Le Parti du Centre Social (PCS) a organisé une conférence de presse au siège de l’Ordre des avocats de Casablanca. L’objectif était de présenter son mémorandum détaillé sur la réforme du cadre juridique des élections de 2026. Cette initiative est portée par le secrétaire général du parti, Lahcen Madih. Ainsi, elle s’inscrit dans la continuité des discours royaux qui ont mis l’accent sur la transparence et le renouvellement de la confiance entre citoyens et institutions. M. Madih a notamment déclaré s’inspirer des discours de Sa Majesté le Roi pour bâtir un système électoral intègre et transparent.
Réviser le mode de scrutin et encadrer l’argent politique
Le PCS plaide pour une révision du mode de scrutin de liste. Ce système est jugé responsable de l’exclusion de nombreuses compétences. Il favoriserait les détenteurs de capitaux. Selon Lahcen Madih, ce système nuit à la crédibilité du processus électoral.
De plus, le parti propose des mesures strictes pour lutter contre l’argent politique. Il demande d’imposer des restrictions sur le patrimoine financier des candidats. Il souhaite également interdire les candidatures des personnes impliquées dans des affaires de corruption. Enfin, le PCS propose de créer une brigade nationale de la police judiciaire. Sa mission serait de surveiller les opérations électorales et de lutter contre l’achat de voix.

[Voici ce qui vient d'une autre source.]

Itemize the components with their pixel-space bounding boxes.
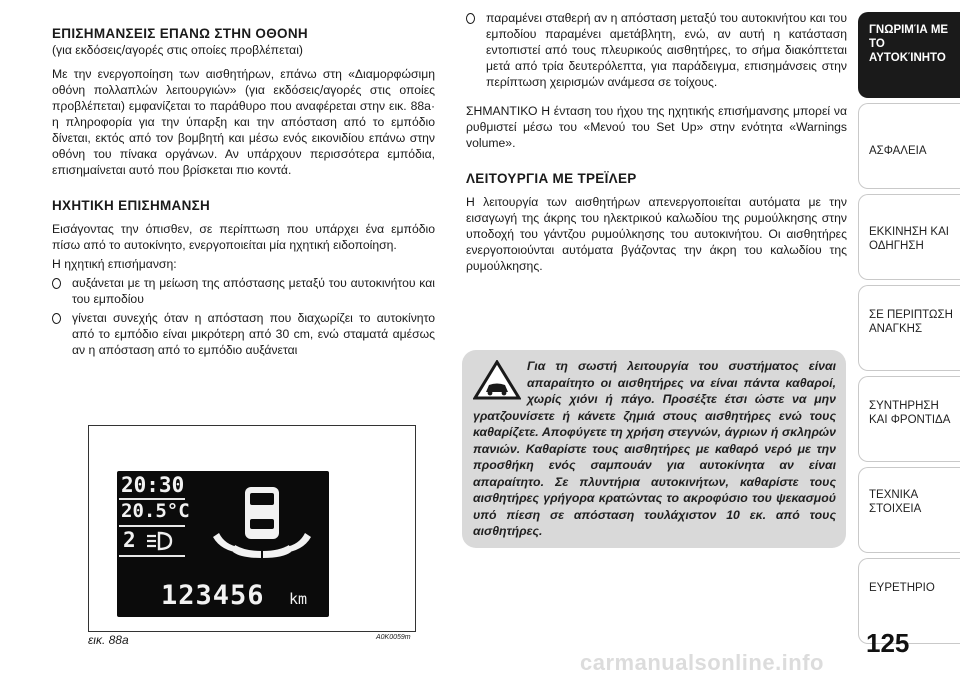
tab-getting-to-know[interactable]	[858, 12, 960, 98]
bullet-constant	[466, 10, 847, 90]
display-temperature: 20.5°C	[121, 500, 190, 522]
tab-emergency[interactable]	[858, 285, 960, 371]
tab-label: ΤΕΧΝΙΚΑ ΣΤΟΙΧΕΙΑ	[869, 489, 922, 515]
display-odometer-unit: km	[289, 590, 308, 608]
tab-label: ΣΥΝΤΗΡΗΣΗ ΚΑΙ ΦΡΟΝΤΙΔΑ	[869, 400, 951, 426]
warning-text: Για τη σωστή λειτουργία του συστήματος είναι απαραίτητο οι αισθητήρες να είναι πάντα καθαροί, χωρίς χιόνι ή πάγο. Προσέξτε έτσι ώστε να μην γρατζουνίσετε ή κάνετε ζημιά στους αισθητήρες ενώ τους καθαρίζετε. Αποφύγετε τη χρήση στεγνών, άγριων ή σκληρών πανιών. Καθαρίστε τους αισθητήρες με καθαρό νερό με την προσθήκη ενός σαμπουάν για αυτοκίνητα αν είναι απαραίτητο. Σε πλυντήρια αυτοκινήτων, καθαρίστε τους αισθητήρες γρήγορα κρατώντας το ακροφύσιο του ψεκασμού υπό πίεση σε απόσταση τουλάχιστον 10 εκ. από τους αισθητήρες.	[473, 359, 836, 538]
bullet-mark	[52, 313, 61, 324]
tab-label: ΓΝΩΡΙΜΊΑ ΜΕ ΤΟ ΑΥΤΟΚΊΝΗΤΟ	[869, 24, 949, 64]
display-odometer: 123456	[161, 580, 265, 611]
paragraph-screen: Με την ενεργοποίηση των αισθητήρων, επάνω στη «Διαμορφώσιμη οθόνη πολλαπλών λειτουργιών» (για εκδόσεις/αγορές στις οποίες προβλέπεται) εμφανίζεται το παράθυρο που αναφέρεται στην εικ. 88a· η πληροφορία για την ύπαρξη και την απόσταση από το εμπόδιο δίνεται, εκτός από τον βομβητή και μέσω ενός εικονιδίου επάνω στην οθόνη του πίνακα οργάνων. Αν υπάρχουν περισσότερα εμπόδια, επισημαίνεται αυτό που βρίσκεται πιο κοντά.	[52, 67, 435, 177]
bullet-mark	[52, 278, 61, 289]
tab-label: ΣΕ ΠΕΡΙΠΤΩΣΗ ΑΝΑΓΚΗΣ	[869, 309, 953, 335]
tab-technical-data[interactable]	[858, 467, 960, 553]
tab-label: ΕΥΡΕΤΗΡΙΟ	[869, 582, 935, 594]
heading-screen-signals: ΕΠΙΣΗΜΑΝΣΕΙΣ ΕΠΑΝΩ ΣΤΗΝ ΟΘΟΝΗ	[52, 26, 308, 41]
paragraph-trailer: Η λειτουργία των αισθητήρων απενεργοποιείται αυτόματα με την εισαγωγή της άκρης του ηλεκτρικού καλωδίου της ρυμούλκησης στην υποδοχή του γάντζου ρυμούλκησης του αυτοκινήτου. Οι αισθητήρες ενεργοποιούνται αυτόματα βγάζοντας την άκρη του καλωδίου της ρυμούλκησης.	[466, 195, 847, 273]
footer-watermark: carmanualsonline.info	[580, 650, 824, 675]
bullet-text: αυξάνεται με τη μείωση της απόστασης μεταξύ του αυτοκινήτου και του εμποδίου	[72, 276, 435, 306]
bullet-text: παραμένει σταθερή αν η απόσταση μεταξύ του αυτοκινήτου και του εμποδίου παραμένει αμετάβλητη, ενώ, αν αυτή η κατάσταση εντοπιστεί από τους πλευρικούς αισθητήρες, το σήμα διακόπτεται μετά από τρία δευτερόλεπτα, για παράδειγμα, επισημάνσεις στην περίπτωση χειρισμών ανάμεσα σε τοίχους.	[486, 11, 847, 89]
display-separator	[119, 525, 185, 527]
right-column	[466, 10, 847, 274]
warning-box	[462, 350, 846, 548]
bullet-text: γίνεται συνεχής όταν η απόσταση που διαχωρίζει το αυτοκίνητο από το εμπόδιο είναι μικρότερη από 30 cm, ενώ σταματά αμέσως αν η απόσταση από το εμπόδιο αυξάνεται	[72, 311, 435, 357]
bullet-continuous	[52, 310, 435, 358]
heading-trailer: ΛΕΙΤΟΥΡΓΙΑ ΜΕ ΤΡΕΪΛΕΡ	[466, 171, 637, 186]
instrument-display	[117, 471, 329, 617]
paragraph-acoustic-intro: Η ηχητική επισήμανση:	[52, 257, 177, 271]
chapter-sidebar	[858, 0, 960, 677]
paragraph-acoustic: Εισάγοντας την όπισθεν, σε περίπτωση που υπάρχει ένα εμπόδιο πίσω από το αυτοκίνητο, ενεργοποιείται μία ηχητική ειδοποίηση.	[52, 222, 435, 252]
tab-label: ΕΚΚΙΝΗΣΗ ΚΑΙ ΟΔΗΓΗΣΗ	[869, 226, 949, 252]
heading-acoustic-signal: ΗΧΗΤΙΚΗ ΕΠΙΣΗΜΑΝΣΗ	[52, 198, 211, 213]
bullet-mark	[466, 13, 475, 24]
tab-maintenance[interactable]	[858, 376, 960, 462]
display-separator	[119, 555, 185, 557]
figure-88a	[88, 425, 416, 632]
tab-safety[interactable]	[858, 103, 960, 189]
subtitle-versions: (για εκδόσεις/αγορές στις οποίες προβλέπεται)	[52, 43, 303, 57]
display-gear: 2	[123, 528, 136, 552]
page-number: 125	[866, 628, 910, 658]
bullet-increases	[52, 275, 435, 307]
car-warning-icon	[473, 360, 521, 400]
figure-code: A0K0059m	[376, 634, 411, 641]
tab-label: ΑΣΦΑΛΕΙΑ	[869, 145, 927, 157]
paragraph-important: ΣΗΜΑΝΤΙΚΟ Η ένταση του ήχου της ηχητικής επισήμανσης μπορεί να ρυθμιστεί μέσω του «Μενού του Set Up» στην ενότητα «Warnings volume».	[466, 104, 847, 150]
tab-starting-driving[interactable]	[858, 194, 960, 280]
left-column	[52, 26, 435, 358]
figure-caption: εικ. 88a	[88, 633, 129, 647]
parking-sensor-icon	[205, 481, 323, 561]
warning-text-block	[473, 358, 836, 540]
display-time: 20:30	[121, 473, 185, 497]
headlight-icon	[145, 531, 173, 551]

Priorité à l’inclusion des jeunes, des femmes et des Marocains du monde
Le secrétaire général a insisté sur l’importance de donner plus d’opportunités aux jeunes et aux femmes. Il propose l’utilisation de listes dédiées. Par ailleurs, le PCS souhaite encourager les profils qualifiés à participer à la gestion publique.
Lahcen Madih a aussi plaidé pour une meilleure intégration de la diaspora marocaine. Il suggère la création de circonscriptions spécifiques. Une alternative serait d’organiser le vote dans les consulats et ambassades. Selon lui, cette mesure répond à un droit constitutionnel. Elle traduit également l’attachement profond des Marocains du monde à leur pays.
Financement des partis et égalité des médias
Le PCS critique la loi actuelle sur les partis politiques. Lahcen Madih a qualifié d’« injuste » la règle qui conditionne le financement public à la couverture des trois quarts des circonscriptions.
En conséquence, le parti appelle à augmenter le financement public. Il souhaite aussi encourager les initiatives favorisant la participation des jeunes et des femmes. En outre, il déplore son exclusion des médias publics. Le PCS considère cela comme une atteinte au principe d’égalité. Le parti propose de réviser la loi régissant les médias audiovisuels. L’objectif est de garantir un temps d’antenne équitable à tous les partis.